QUIÉN SALVA UNA VIDA, SALVA UN MUNDO ENTERO.
El 27 de agosto en Suecia se conmemora el Día de la Memoria de Raoul Wallenberg, un diplomático que salvó a decenas de miles de judíos húngaros.
Empresario con formación en arquitectura, en julio del 44 se convirtió en el primer secretario de la embajada sueca y encabezó la ayuda a los judíos. Su experiencia diplomática fue reemplazada por su conocimiento de la burocracia y su determinación personal.
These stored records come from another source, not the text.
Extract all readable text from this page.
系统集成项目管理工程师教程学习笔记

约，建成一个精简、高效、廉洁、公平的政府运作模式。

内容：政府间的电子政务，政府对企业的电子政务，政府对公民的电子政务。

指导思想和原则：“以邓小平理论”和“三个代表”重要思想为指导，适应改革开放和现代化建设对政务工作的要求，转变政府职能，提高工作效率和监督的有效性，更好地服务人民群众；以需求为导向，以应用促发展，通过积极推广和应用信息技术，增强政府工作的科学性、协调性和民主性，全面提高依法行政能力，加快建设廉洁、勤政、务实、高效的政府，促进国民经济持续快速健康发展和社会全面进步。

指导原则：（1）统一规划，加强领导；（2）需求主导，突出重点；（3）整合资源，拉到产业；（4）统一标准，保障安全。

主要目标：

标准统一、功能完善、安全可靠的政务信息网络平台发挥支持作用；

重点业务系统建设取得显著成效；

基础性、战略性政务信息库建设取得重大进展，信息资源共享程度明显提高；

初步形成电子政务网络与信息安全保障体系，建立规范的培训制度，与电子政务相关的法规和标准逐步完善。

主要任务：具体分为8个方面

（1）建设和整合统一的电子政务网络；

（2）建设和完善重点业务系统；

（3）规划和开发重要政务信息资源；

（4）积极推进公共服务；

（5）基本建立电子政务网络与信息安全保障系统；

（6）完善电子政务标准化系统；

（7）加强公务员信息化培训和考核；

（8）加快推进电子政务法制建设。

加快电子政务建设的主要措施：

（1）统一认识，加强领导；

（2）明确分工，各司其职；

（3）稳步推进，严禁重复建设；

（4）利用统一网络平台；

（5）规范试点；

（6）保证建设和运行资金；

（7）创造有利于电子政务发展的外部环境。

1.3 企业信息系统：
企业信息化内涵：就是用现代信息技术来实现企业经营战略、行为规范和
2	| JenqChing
Wallenberg emitía "pasaportes de protección": en lugar de los 4500 permitidos, emitió tres veces más, y al final de la guerra firmaba formularios en blanco. Rescataba a personas de los trenes, organizaba hospitales, comedores y refugios, actuando con halagos, sobornos y amenazas. Convenció a generales alemanes de no cumplir las órdenes de Eichmann, evitando la destrucción del gueto de Budapest.
Habiendo realizado esta hazaña a los 33 años, murió no por una bala nazi, sino en los campos de concentración estalinistas.
Raoul Wallenberg salvó la vida de decenas de miles de judíos húngaros, y según algunas estimaciones, hasta 100,000 personas, durante el Holocausto...
Foto: monumento a Raoul Wallenberg en Tel Aviv
El monumento está situado en la plaza Raoul Wallenberg, cerca del bulevar Rothschild y la calle Kaplan, en el centro de Tel Aviv.
Y en Buenos Aires, Argentina monumento al héroe en la Plaza Artigas frente a la TVPublica en la Capital Federal.